Conventional Loans: What You Need To Know | Rocket Mortgage

Let’s take a look at how conventional loans compare to some other popular loan options.

Conventional Loans Vs. VA Loans

While conventional loans are available to anyone who can meet the requirements, VA loans are a benefit of military service, only available to veterans, active-duty servicemembers and their surviving spouses.

The requirements for VA loans are similar to that of conventional loans. VA loans, however, come with a few excellent benefits.

First, VA loans don’t require a down payment. Second, VA loans never require you to pay mortgage insurance.

If you’re thinking about getting a VA loan instead of a conventional loan, here are a few things to consider:

  • You can’t use a VA loan to buy a second home.

    The Department of Veterans Affairs requires that VA loan holders occupy the home they purchased with a VA loan. Second homes and vacation homes are not allowed through VA loans.

  • You’ll have to pay a funding fee.

    The VA funding fee offsets the cost to taxpayers of getting the VA loan. Certain groups (surviving spouses, those on VA disability and Purple Heart recipients serving in an active-duty capacity) are exempt from paying the funding fee. The funding fee ranges from 1.25% to 3.3% of the loan amount and varies based on your down payment , whether you’re buying a home or refinancing and how many times you’ve used your VA loan benefit.

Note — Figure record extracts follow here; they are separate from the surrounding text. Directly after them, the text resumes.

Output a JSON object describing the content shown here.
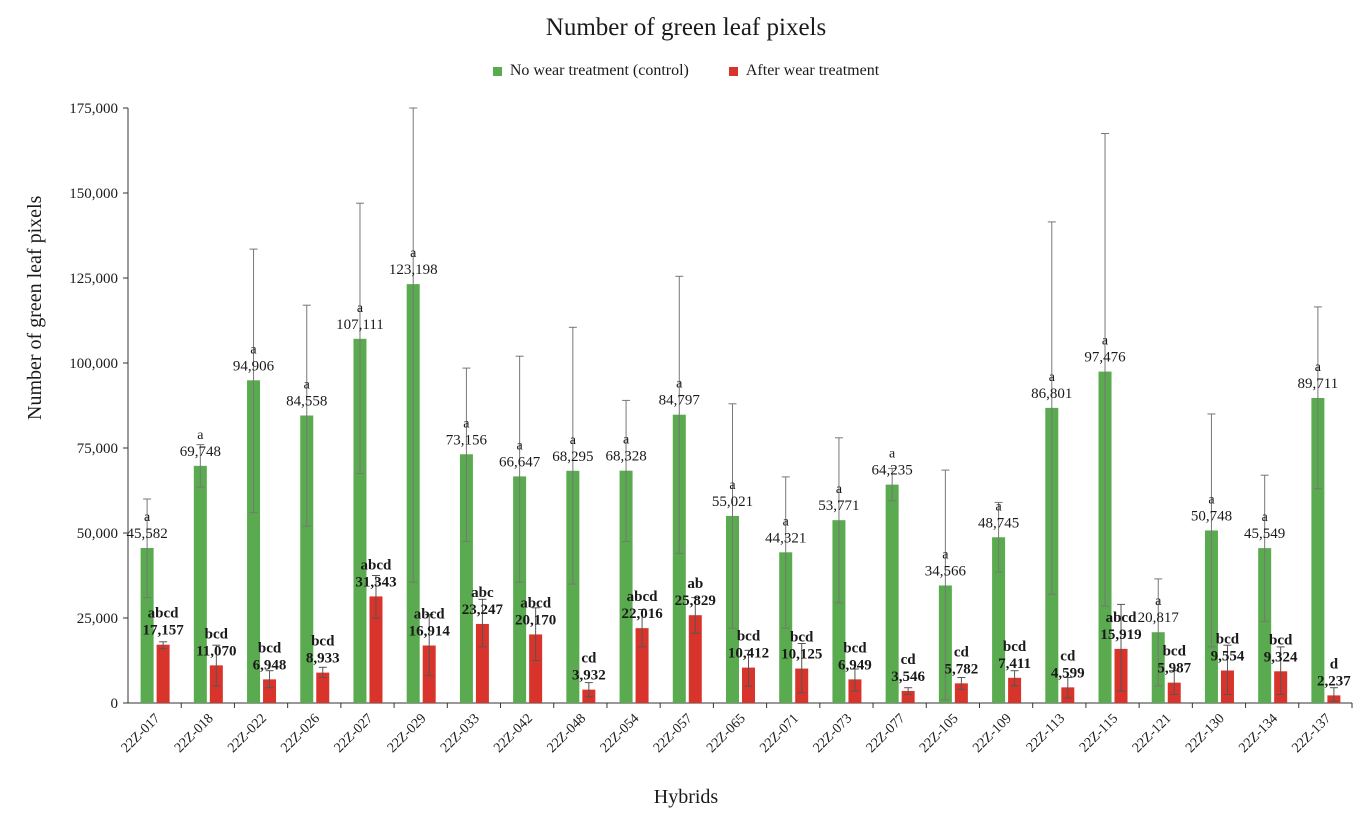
{
  "chart_data": {
    "type": "bar",
    "title": "Number of green leaf pixels",
    "xlabel": "Hybrids",
    "ylabel": "Number of green leaf pixels",
    "ylim": [
      0,
      175000
    ],
    "yticks": [
      "0",
      "25,000",
      "50,000",
      "75,000",
      "100,000",
      "125,000",
      "150,000",
      "175,000"
    ],
    "legend_position": "top-center",
    "categories": [
      "22Z-017",
      "22Z-018",
      "22Z-022",
      "22Z-026",
      "22Z-027",
      "22Z-029",
      "22Z-033",
      "22Z-042",
      "22Z-048",
      "22Z-054",
      "22Z-057",
      "22Z-065",
      "22Z-071",
      "22Z-073",
      "22Z-077",
      "22Z-105",
      "22Z-109",
      "22Z-113",
      "22Z-115",
      "22Z-121",
      "22Z-130",
      "22Z-134",
      "22Z-137"
    ],
    "series": [
      {
        "name": "No wear treatment (control)",
        "color": "#5aaa4f",
        "values": [
          45582,
          69748,
          94906,
          84558,
          107111,
          123198,
          73156,
          66647,
          68295,
          68328,
          84797,
          55021,
          44321,
          53771,
          64235,
          34566,
          48745,
          86801,
          97476,
          20817,
          50748,
          45549,
          89711
        ],
        "labels": [
          "45,582",
          "69,748",
          "94,906",
          "84,558",
          "107,111",
          "123,198",
          "73,156",
          "66,647",
          "68,295",
          "68,328",
          "84,797",
          "55,021",
          "44,321",
          "53,771",
          "64,235",
          "34,566",
          "48,745",
          "86,801",
          "97,476",
          "20,817",
          "50,748",
          "45,549",
          "89,711"
        ],
        "letters": [
          "a",
          "a",
          "a",
          "a",
          "a",
          "a",
          "a",
          "a",
          "a",
          "a",
          "a",
          "a",
          "a",
          "a",
          "a",
          "a",
          "a",
          "a",
          "a",
          "a",
          "a",
          "a",
          "a"
        ],
        "error_low": [
          31000,
          63500,
          56000,
          52000,
          67500,
          35500,
          47500,
          35500,
          35000,
          47500,
          44000,
          22000,
          22000,
          29500,
          59500,
          1000,
          38500,
          32000,
          28500,
          5000,
          16500,
          24000,
          63000
        ],
        "error_high": [
          60000,
          76000,
          133500,
          117000,
          147000,
          175000,
          98500,
          102000,
          110500,
          89000,
          125500,
          88000,
          66500,
          78000,
          69000,
          68500,
          59000,
          141500,
          167500,
          36500,
          85000,
          67000,
          116500
        ]
      },
      {
        "name": "After wear treatment",
        "color": "#d9342b",
        "values": [
          17157,
          11070,
          6948,
          8933,
          31343,
          16914,
          23247,
          20170,
          3932,
          22016,
          25829,
          10412,
          10125,
          6949,
          3546,
          5782,
          7411,
          4599,
          15919,
          5987,
          9554,
          9324,
          2237
        ],
        "labels": [
          "17,157",
          "11,070",
          "6,948",
          "8,933",
          "31,343",
          "16,914",
          "23,247",
          "20,170",
          "3,932",
          "22,016",
          "25,829",
          "10,412",
          "10,125",
          "6,949",
          "3,546",
          "5,782",
          "7,411",
          "4,599",
          "15,919",
          "5,987",
          "9,554",
          "9,324",
          "2,237"
        ],
        "letters": [
          "abcd",
          "bcd",
          "bcd",
          "bcd",
          "abcd",
          "abcd",
          "abc",
          "abcd",
          "cd",
          "abcd",
          "ab",
          "bcd",
          "bcd",
          "bcd",
          "cd",
          "cd",
          "bcd",
          "cd",
          "abcd",
          "bcd",
          "bcd",
          "bcd",
          "d"
        ],
        "error_low": [
          16000,
          5000,
          4500,
          7500,
          25000,
          8000,
          16500,
          12500,
          1800,
          16500,
          20500,
          5000,
          3000,
          3500,
          2500,
          4000,
          5000,
          1500,
          3500,
          2500,
          2500,
          2500,
          500
        ],
        "error_high": [
          18000,
          17000,
          9500,
          10500,
          37500,
          26000,
          30500,
          28000,
          6000,
          27500,
          31000,
          15500,
          17500,
          10000,
          4500,
          7500,
          9500,
          7500,
          29000,
          9500,
          17000,
          16500,
          4500
        ]
      }
    ]
  }
}
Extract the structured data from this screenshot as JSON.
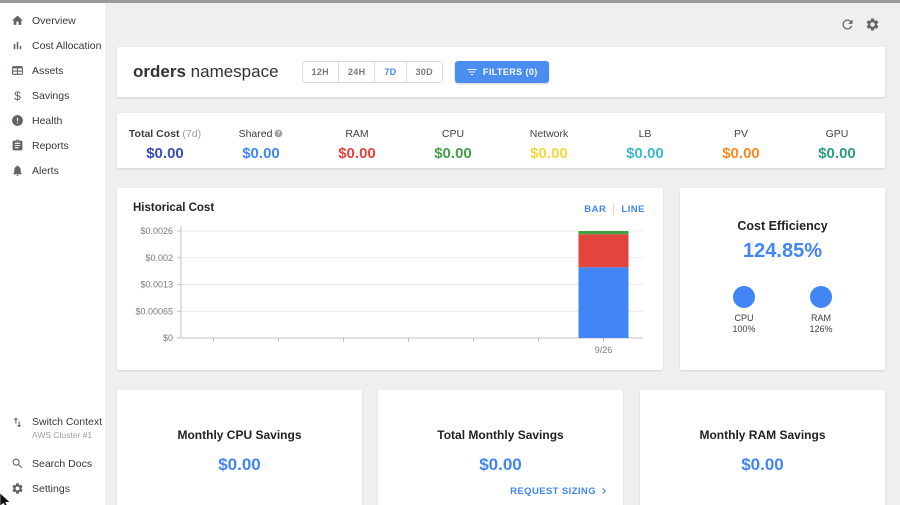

Conventional Loans Vs. FHA Loans

Conventional loans have stricter credit requirements than FHA loans. FHA loans, which are backed by the Federal Housing Administration, offer the ability to get approved with a credit score as low as 500 with a 10% minimum down payment. Credit scores above 580 only require a minimum down payment of 3.5%. While conventional loans offer a slightly smaller down payment (3%), you must have a credit score of at least 620 to qualify.

When you’re deciding between a conventional loan versus an FHA loan, it’s important to consider the cost of mortgage insurance. If you put less than 10% down on an FHA loan, you’ll have to pay a mortgage insurance premium for the life of the loan – regardless of how much equity you have. On the other hand, you won’t have to pay private mortgage insurance on a conventional loan once you reach 20% equity.

Conventional Loans Vs. USDA Loans

While conventional loans are available in all areas of the country, USDA loans* can only be used to purchase properties in qualifying rural areas. Those who qualify for a USDA loan may find that it’s a very affordable loan compared to other loan options. Although Rocket Mortgage doesn’t offer USDA loans currently, we’re providing this information to you to help you understand all of your choices for mortgages.

There’s no maximum income for a conventional loan, but USDA loans have income limits that vary based on the city and state where you’re buying the home. When evaluating your eligibility for a USDA loan, your lender will consider the incomes of everyone in the household – not just the people on the loan.

USDA loans don’t require borrowers to pay private mortgage insurance (PMI), but they do require borrowers to pay a guarantee fee, which is similar to PMI. If you pay it upfront, the fee is 1% of the total loan amount. You also have the option to pay the guarantee fee as part of your monthly payment. The guarantee fee is usually more affordable than PMI.